No Brasil, as estatais surgiram como um esforço do Estado para desenvolver setores estratégicos cuja iniciativa privada não teria recursos, capacidade técnica ou interesse em atuar, de forma que estas sociedades são diretamente responsáveis pela construção e fortalecimento do mercado nacional. De fato, segundo os professores Alessandro Octaviani e Irene Nohara, as estatais brasileiras surgiram como tentativa de viabilizar o processo de produção econômica nacional de maneira autônoma, sendo um dos instrumentos para a construção da soberania econômica brasileira, isto é, a internalização dos centros decisórios em matéria econômica.

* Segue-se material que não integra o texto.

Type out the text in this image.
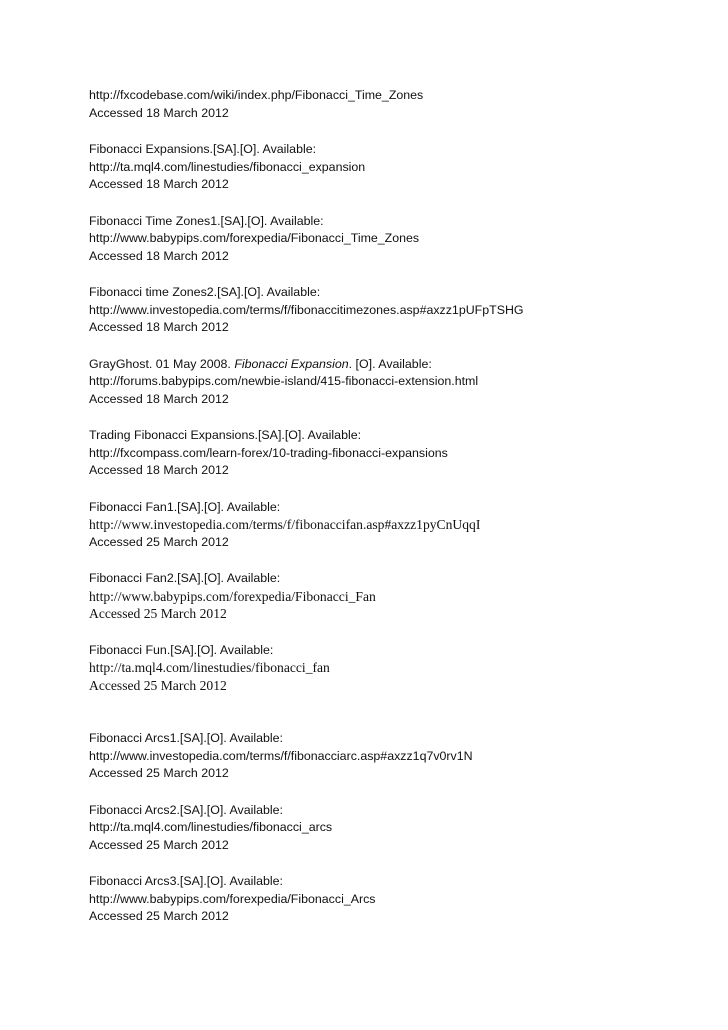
http://fxcodebase.com/wiki/index.php/Fibonacci_Time_Zones
Accessed 18 March 2012
Fibonacci Expansions.[SA].[O]. Available:
http://ta.mql4.com/linestudies/fibonacci_expansion
Accessed 18 March 2012
Fibonacci Time Zones1.[SA].[O]. Available:
http://www.babypips.com/forexpedia/Fibonacci_Time_Zones
Accessed 18 March 2012
Fibonacci time Zones2.[SA].[O]. Available:
http://www.investopedia.com/terms/f/fibonaccitimezones.asp#axzz1pUFpTSHG
Accessed 18 March 2012
GrayGhost. 01 May 2008. Fibonacci Expansion. [O]. Available:
http://forums.babypips.com/newbie-island/415-fibonacci-extension.html
Accessed 18 March 2012
Trading Fibonacci Expansions.[SA].[O]. Available:
http://fxcompass.com/learn-forex/10-trading-fibonacci-expansions
Accessed 18 March 2012
Fibonacci Fan1.[SA].[O]. Available:
http://www.investopedia.com/terms/f/fibonaccifan.asp#axzz1pyCnUqqI
Accessed 25 March 2012
Fibonacci Fan2.[SA].[O]. Available:
http://www.babypips.com/forexpedia/Fibonacci_Fan
Accessed 25 March 2012
Fibonacci Fun.[SA].[O]. Available:
http://ta.mql4.com/linestudies/fibonacci_fan
Accessed 25 March 2012
Fibonacci Arcs1.[SA].[O]. Available:
http://www.investopedia.com/terms/f/fibonacciarc.asp#axzz1q7v0rv1N
Accessed 25 March 2012
Fibonacci Arcs2.[SA].[O]. Available:
http://ta.mql4.com/linestudies/fibonacci_arcs
Accessed 25 March 2012
Fibonacci Arcs3.[SA].[O]. Available:
http://www.babypips.com/forexpedia/Fibonacci_Arcs
Accessed 25 March 2012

A Constituição de 1988, Art. 37, determina que a criação da empresa estatal deverá ser autorizada por lei e submetida às regras gerais da administração pública (legalidade, impessoalidade, moralidade, publicidade e eficiência). Trata-se da constitucionalização da função das estatais como instrumentos do Estado para a execução de políticas públicas.
Dessa maneira, o papel das estatais transcende a simples exploração econômica ou obtenção de lucro. Elas existem pela necessidade de garantir a oferta de serviços essenciais, assegurar o controle de setores e recursos estratégicos, promover o desenvolvimento nacional, gerar renda, emprego, desenvolvimento e autonomia tecnológica e fomentar o mercado interno, patrimônio nacional conforme o Art. 219 da Constituição Federal.
As espécies do gênero “empresas estatais” são duas, sendo elas: (i) empresas públicas e (ii) sociedades de economia mista. A definição de empresa pública é de “entidade dotada de personalidade jurídica de direito privado, com patrimônio próprio e capital exclusivo da União, criado por lei para a exploração de atividade econômica que o Governo seja levado a exercer por força de contingência ou de conveniência administrativa podendo revestir-se de qualquer das formas admitidas em direito”, nos termos do Decreto-Lei nº 200 de 1967, Art. 5º, II.
Por sua vez, a sociedade de economia mista é definida pelo Art. 3º da Lei nº 13.303/2016 como a “empresa estatal, dotada de personalidade jurídica de direito privado, criada após autorização legal específica, integralizada com a participação do Poder Público e de pessoas físicas e entidades não estatais na formação do capital e na administração, organizada sob a forma de sociedade anônima para o desenvolvimento de atividade econômica ou prestação de serviços públicos”.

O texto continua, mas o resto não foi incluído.